Minister of Finance Jim Flaherty has suggested that removing the limits on the amounts pension plans can invest in resource and real property investments would "offer greater latitude in building a prudent fund portfolio".
He has also proposed changes to funding rules to prevent sudden shocks to the funded status of plans, such as those brought on by the financial crisis in 2008 and at the turn of the century when actuarial changes coincided with a sharp decline in long-term interest rates.
These proposals are part of a comprehensive package of reforms to 1985 pension laws announced last October.
"The volatility in financial markets in recent years has shown us that changes are needed to enhance protection for plan members and modernize the rules for pension fund investments," said minister Flaherty.
Currently, there are 5%, 15% and 25% quantitative limits in respect of resource and property investments.

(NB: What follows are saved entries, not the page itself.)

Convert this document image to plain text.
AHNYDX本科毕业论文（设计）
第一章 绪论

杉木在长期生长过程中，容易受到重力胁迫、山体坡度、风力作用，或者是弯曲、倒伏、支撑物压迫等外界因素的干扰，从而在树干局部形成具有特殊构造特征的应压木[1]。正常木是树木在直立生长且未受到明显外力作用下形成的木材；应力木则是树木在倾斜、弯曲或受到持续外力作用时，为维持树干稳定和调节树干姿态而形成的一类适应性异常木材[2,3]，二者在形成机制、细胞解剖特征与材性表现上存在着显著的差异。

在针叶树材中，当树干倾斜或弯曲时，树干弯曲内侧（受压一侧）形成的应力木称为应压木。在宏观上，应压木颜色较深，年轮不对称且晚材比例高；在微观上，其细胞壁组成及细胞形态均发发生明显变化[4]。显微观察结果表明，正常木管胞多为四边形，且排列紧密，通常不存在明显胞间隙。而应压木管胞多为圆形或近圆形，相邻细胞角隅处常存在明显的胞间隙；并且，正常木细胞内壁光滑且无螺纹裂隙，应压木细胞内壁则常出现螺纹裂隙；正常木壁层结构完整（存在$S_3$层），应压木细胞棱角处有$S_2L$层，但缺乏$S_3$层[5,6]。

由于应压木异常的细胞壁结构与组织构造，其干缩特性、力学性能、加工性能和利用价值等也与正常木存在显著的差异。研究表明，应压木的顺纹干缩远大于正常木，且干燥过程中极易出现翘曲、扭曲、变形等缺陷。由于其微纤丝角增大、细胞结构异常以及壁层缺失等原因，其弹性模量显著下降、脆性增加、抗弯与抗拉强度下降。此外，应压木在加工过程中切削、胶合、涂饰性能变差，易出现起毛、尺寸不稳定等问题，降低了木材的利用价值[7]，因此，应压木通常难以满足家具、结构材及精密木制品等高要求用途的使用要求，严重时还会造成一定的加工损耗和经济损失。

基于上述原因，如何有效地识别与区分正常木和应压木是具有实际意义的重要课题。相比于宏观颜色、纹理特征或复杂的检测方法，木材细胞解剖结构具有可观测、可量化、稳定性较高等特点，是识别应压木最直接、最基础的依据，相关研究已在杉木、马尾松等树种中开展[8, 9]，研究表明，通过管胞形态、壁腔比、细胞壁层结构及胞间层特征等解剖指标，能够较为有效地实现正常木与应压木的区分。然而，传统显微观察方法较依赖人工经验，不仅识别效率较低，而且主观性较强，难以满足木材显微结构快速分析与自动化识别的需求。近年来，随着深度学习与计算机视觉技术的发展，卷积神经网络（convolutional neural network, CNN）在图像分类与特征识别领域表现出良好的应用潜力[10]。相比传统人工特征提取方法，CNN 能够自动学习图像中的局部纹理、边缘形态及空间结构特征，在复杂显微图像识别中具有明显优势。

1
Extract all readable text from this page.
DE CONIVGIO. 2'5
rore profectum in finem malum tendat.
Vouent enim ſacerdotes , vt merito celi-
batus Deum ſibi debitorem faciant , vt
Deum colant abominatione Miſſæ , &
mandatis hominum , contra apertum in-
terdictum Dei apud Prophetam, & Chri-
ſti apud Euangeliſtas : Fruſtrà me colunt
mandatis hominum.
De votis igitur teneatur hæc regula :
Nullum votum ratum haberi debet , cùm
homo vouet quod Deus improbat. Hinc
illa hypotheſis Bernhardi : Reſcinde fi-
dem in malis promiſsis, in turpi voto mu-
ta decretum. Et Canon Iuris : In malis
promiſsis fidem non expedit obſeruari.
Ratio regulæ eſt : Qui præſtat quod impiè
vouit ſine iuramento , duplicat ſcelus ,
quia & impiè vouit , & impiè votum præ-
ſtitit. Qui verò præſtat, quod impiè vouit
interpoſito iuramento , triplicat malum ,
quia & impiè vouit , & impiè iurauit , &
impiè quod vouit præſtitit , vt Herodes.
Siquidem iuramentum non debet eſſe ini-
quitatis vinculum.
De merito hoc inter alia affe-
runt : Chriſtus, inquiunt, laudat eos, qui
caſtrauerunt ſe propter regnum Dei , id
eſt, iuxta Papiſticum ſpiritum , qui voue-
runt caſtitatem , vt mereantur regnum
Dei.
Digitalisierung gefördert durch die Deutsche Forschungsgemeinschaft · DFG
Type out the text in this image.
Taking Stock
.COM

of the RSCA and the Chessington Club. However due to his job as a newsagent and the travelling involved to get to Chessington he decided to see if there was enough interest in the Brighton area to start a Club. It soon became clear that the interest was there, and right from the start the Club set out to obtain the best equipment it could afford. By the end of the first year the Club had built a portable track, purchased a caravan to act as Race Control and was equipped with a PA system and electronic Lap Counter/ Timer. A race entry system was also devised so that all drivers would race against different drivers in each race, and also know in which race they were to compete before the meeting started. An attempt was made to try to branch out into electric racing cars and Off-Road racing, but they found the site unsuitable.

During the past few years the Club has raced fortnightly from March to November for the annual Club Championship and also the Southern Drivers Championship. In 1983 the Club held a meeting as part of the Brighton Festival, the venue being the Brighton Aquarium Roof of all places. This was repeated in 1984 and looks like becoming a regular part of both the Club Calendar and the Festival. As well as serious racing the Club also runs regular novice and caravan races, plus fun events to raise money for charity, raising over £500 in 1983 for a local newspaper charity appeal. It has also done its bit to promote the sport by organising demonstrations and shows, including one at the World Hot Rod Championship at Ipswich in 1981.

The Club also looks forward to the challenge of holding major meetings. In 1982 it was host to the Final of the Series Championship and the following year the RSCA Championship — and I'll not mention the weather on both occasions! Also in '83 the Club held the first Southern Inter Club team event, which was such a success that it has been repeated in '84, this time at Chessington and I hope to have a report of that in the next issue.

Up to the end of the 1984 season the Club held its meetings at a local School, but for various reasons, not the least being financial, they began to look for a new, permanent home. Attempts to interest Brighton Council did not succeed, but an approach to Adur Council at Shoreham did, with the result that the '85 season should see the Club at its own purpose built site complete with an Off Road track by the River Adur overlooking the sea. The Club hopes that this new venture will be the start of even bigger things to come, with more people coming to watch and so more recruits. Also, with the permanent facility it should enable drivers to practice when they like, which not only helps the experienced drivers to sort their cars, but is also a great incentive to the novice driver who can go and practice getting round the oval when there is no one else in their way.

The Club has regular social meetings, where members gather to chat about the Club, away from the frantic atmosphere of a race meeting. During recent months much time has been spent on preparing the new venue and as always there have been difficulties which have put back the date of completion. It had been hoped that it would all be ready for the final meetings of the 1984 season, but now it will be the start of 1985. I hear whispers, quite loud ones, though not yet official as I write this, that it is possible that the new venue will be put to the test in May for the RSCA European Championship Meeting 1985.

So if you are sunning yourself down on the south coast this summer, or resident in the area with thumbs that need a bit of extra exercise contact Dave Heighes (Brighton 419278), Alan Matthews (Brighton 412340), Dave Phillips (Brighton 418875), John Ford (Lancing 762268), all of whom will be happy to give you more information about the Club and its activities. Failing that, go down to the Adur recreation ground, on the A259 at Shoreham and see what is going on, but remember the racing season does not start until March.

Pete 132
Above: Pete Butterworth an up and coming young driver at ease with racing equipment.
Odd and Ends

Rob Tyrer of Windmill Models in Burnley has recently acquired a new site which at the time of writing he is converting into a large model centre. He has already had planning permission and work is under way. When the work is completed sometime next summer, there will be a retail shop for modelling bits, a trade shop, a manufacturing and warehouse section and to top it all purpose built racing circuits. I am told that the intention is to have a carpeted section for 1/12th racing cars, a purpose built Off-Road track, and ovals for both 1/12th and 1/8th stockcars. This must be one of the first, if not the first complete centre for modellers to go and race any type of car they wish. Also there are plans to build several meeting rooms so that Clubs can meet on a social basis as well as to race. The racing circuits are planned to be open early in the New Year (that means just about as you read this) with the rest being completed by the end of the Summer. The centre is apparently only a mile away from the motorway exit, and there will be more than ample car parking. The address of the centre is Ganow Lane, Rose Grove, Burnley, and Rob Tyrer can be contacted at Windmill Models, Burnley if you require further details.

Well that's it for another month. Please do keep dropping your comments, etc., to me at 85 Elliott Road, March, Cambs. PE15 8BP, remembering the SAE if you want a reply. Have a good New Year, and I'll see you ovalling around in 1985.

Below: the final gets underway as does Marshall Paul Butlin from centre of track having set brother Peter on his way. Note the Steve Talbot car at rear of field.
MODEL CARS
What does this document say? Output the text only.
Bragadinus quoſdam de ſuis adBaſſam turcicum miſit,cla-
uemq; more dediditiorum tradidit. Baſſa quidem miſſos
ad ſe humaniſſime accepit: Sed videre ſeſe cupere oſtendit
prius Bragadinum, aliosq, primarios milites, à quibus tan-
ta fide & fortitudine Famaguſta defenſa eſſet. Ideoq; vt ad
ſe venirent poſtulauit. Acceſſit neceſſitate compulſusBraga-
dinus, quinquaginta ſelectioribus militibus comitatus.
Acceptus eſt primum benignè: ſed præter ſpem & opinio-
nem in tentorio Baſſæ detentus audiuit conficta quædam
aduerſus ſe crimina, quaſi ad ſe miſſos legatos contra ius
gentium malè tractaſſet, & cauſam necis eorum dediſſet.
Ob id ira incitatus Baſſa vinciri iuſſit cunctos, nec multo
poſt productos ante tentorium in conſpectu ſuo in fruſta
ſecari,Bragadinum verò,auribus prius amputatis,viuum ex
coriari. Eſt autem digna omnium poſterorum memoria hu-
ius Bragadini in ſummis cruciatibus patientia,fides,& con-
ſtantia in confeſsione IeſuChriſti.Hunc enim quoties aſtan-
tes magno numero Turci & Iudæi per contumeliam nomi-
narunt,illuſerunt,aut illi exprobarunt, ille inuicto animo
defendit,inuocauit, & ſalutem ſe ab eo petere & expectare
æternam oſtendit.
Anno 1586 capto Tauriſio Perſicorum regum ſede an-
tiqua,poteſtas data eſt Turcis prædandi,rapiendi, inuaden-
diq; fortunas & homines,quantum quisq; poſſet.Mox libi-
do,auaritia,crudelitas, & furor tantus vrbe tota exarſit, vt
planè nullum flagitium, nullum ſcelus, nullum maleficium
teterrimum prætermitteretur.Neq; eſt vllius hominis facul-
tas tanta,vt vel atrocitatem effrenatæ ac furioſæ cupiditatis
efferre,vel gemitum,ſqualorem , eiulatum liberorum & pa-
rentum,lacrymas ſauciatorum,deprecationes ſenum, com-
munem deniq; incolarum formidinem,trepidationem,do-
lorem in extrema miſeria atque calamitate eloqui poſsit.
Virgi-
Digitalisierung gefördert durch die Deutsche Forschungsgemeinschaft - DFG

But the ministry said that during public consultations, there was wide support from plan sponsors and industry experts for eliminating these restrictions.
There were also calls to eliminate the rule that limits a pension plan from owning more than 30% of the voting shares of a single entity.
But the ministry said: "The government has examined this rule and has concluded that it remains appropriate at this time for prudential reasons.
"Specifically, the government believes that removing the 30% rule would increase the potential for pension plans to own and operate companies."
Other proposed changes to the 1985 laws governing private plans include those relating to funding.
The government wants to adopt a new standard for establishing minimum funding requirements on a solvency basis that will use average, rather than current, solvency ratios to determine minimum funding requirements.
The aim is to reduce the effects of short-term fluctuations in the value of plan assets and liabilities on solvency funding requirements and reduce the impact of sudden shocks to the funded status of the plans.
Flaherty added: "These amendments will allow sponsors to better manage their funding obligations and give them greater flexibility in terms of investment allocation, in order to fulfill their funding obligations."